Notes From the Writing Abattoir

Love of writing is a very peculiar kind of love. We spend hours alone, putting imaginary people through the paces, forsaking sleep and mental health in favor of coffee and scrawled character charts. We construct entire imaginary lives and then end them, in a way designed to upset those real people who have spent their time and money for the privilege of being upset.

But we love our characters, and that’s why, when we unleash some hellish fate on them, we’re polite enough to sigh and say “oh, you poor bastard” before picking up the knife again. And sometimes those characters and subplots and brilliant passages have to leave the story entirely.
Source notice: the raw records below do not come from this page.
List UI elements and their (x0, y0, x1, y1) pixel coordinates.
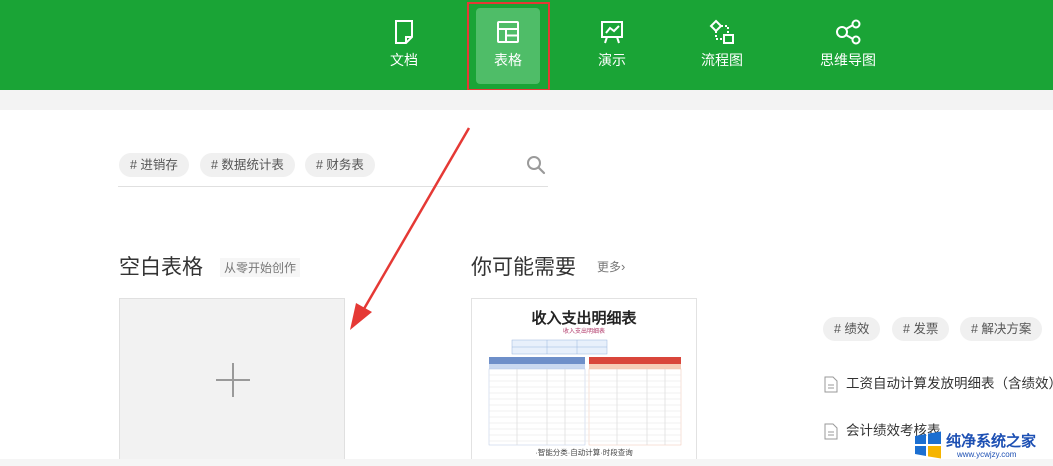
template-title: 收入支出明细表 (531, 310, 637, 327)
search-tag[interactable]: # 数据统计表 (200, 153, 295, 177)
nav-item-flowchart[interactable]: 流程图 (686, 8, 758, 84)
more-link[interactable]: 更多› (597, 258, 625, 275)
nav-item-presentation[interactable]: 演示 (576, 8, 648, 84)
file-icon (824, 376, 838, 393)
search-icon[interactable] (526, 155, 546, 175)
nav-item-document[interactable]: 文档 (368, 8, 440, 84)
blank-section-subtitle: 从零开始创作 (220, 258, 301, 277)
side-tag[interactable]: # 绩效 (823, 317, 881, 341)
plus-icon (216, 363, 250, 397)
watermark-text: 纯净系统之家 (946, 433, 1037, 450)
side-tag[interactable]: # 解决方案 (960, 317, 1043, 341)
more-link-label: 更多 (597, 260, 622, 274)
windows-logo-icon (915, 431, 941, 459)
mindmap-icon (836, 19, 861, 45)
template-preview-image (488, 339, 682, 446)
nav-label: 表格 (494, 52, 522, 68)
file-item[interactable]: 工资自动计算发放明细表（含绩效） (824, 372, 1053, 393)
document-icon (395, 20, 413, 44)
nav-item-mindmap[interactable]: 思维导图 (810, 8, 886, 84)
flowchart-icon (709, 19, 734, 44)
recommend-section-title: 你可能需要 (471, 256, 576, 279)
presentation-icon (601, 21, 623, 44)
search-tag[interactable]: # 进销存 (119, 153, 189, 177)
nav-label: 流程图 (701, 52, 743, 68)
nav-label: 思维导图 (820, 52, 876, 68)
file-name: 工资自动计算发放明细表（含绩效） (846, 376, 1053, 391)
top-nav-bar: 文档 表格 演示 流程图 思维导图 (0, 0, 1053, 90)
nav-label: 演示 (598, 52, 626, 68)
new-blank-table-card[interactable] (119, 298, 345, 466)
bottom-strip (0, 459, 1053, 466)
template-subtitle: 收入支出明细表 (562, 329, 605, 335)
nav-shadow-strip (0, 90, 1053, 110)
nav-label: 文档 (390, 52, 418, 68)
table-icon (497, 21, 519, 43)
nav-item-table[interactable]: 表格 (476, 8, 540, 84)
template-footer: ·智能分类·自动计算·时段查询 (535, 448, 633, 457)
search-underline (118, 186, 548, 187)
watermark: 纯净系统之家 www.ycwjzy.com (905, 424, 1053, 466)
chevron-right-icon: › (621, 259, 626, 274)
side-tag[interactable]: # 发票 (892, 317, 950, 341)
blank-section-title: 空白表格 (119, 256, 203, 279)
file-icon (824, 423, 838, 440)
watermark-url: www.ycwjzy.com (957, 450, 1017, 459)
search-tag[interactable]: # 财务表 (305, 153, 375, 177)
template-card[interactable]: 收入支出明细表 收入支出明细表 ·智能分类·自动计算·时段查询 (471, 298, 697, 466)
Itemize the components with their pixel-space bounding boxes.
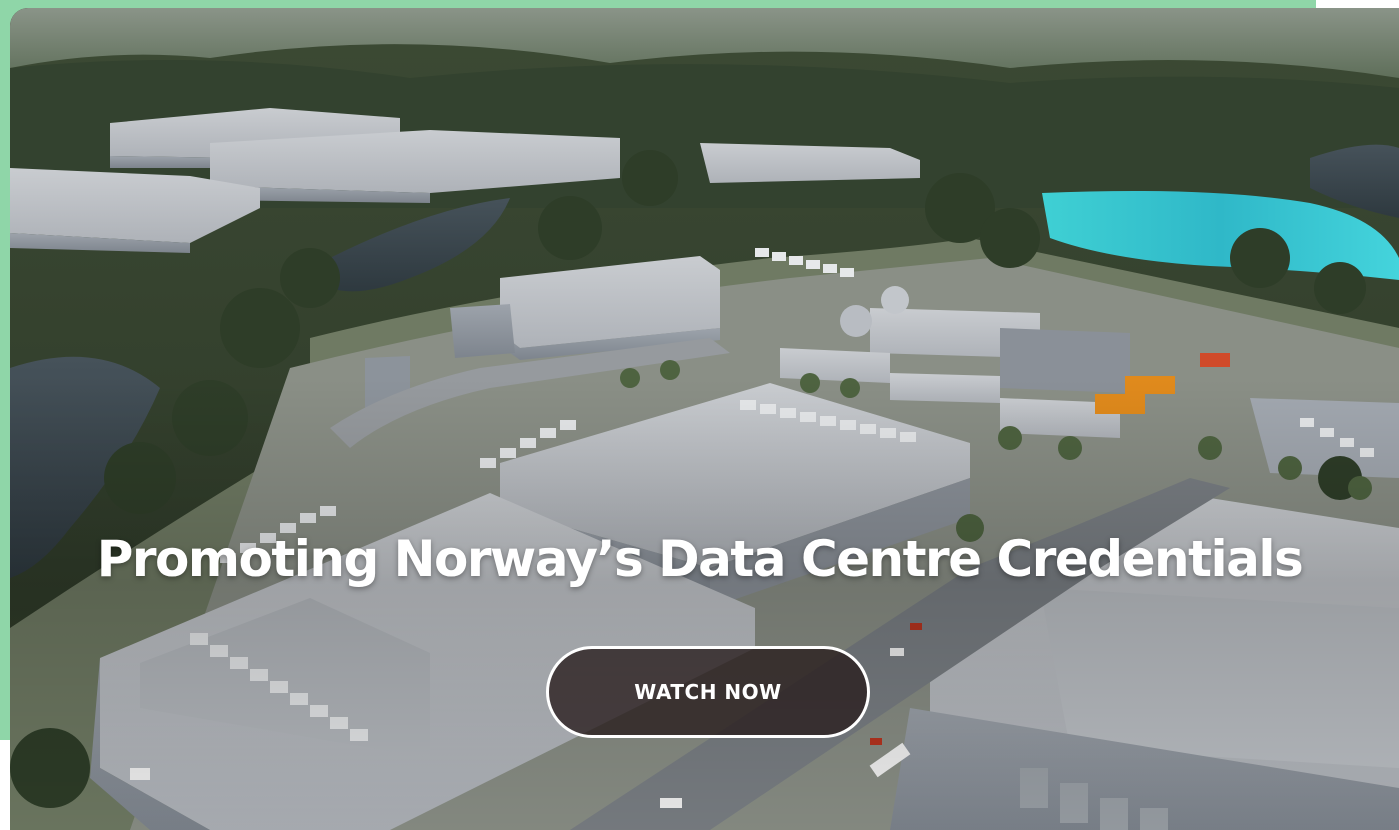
hero-title: Promoting Norway’s Data Centre Credentia…: [96, 530, 1304, 588]
watch-now-button[interactable]: WATCH NOW: [546, 646, 870, 738]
Angela Goff (via @sirra_girl)calls this “stabby love,” and I think it’s a proper term. We hold knives to the throats of our characters, daring them to get out of the situations we’ve put them in. Challenging them. Be more interesting. More exciting. Be vital to the story — or you die.

If this seems a bit morbid, well, I guess it is. I don’t think dropping entire characters and storylines is a pleasant task — but it’s a necessary one. When it comes to editing, you can’t be a loving mother or father. You’re a narrative hitman, and your mission is to root out everything that isn’t the story.

The needs of the many outweigh the needs of the few, or the one, as Kirk said in Star Trek II. In that movie, Spock died so the rest of the crew could live. In your writing, sometimes characters and subplots must die unmourned so that the rest of your story can live.

They don’t get any heroic speeches — they’re simply gone, perhaps to live again in some other story. Perhaps not. Writers are constantly making compost heaps of their own work, and some of those old ideas will thrive in new soil. But not everything returns, and that’s as it should be.

This is rarely easy. A beloved character can seem vital even when they’re not. It’s very easy to rationalize their existence, to alter the story to keep them around, when you need to just cut them. A great subplot or even an eloquent passage can be a liability if it drags the rest of the story down. It is a hard heart that kills.

But remember that you only kill out of love. Yeah, okay, that’s fairly ghoulish, but that’s the writing abattoir for you. You’re serving the rest of the story — trimming away dead material so that the rest can thrive.

So raise a toast to your brave, unnecessary characters, and do what must be done.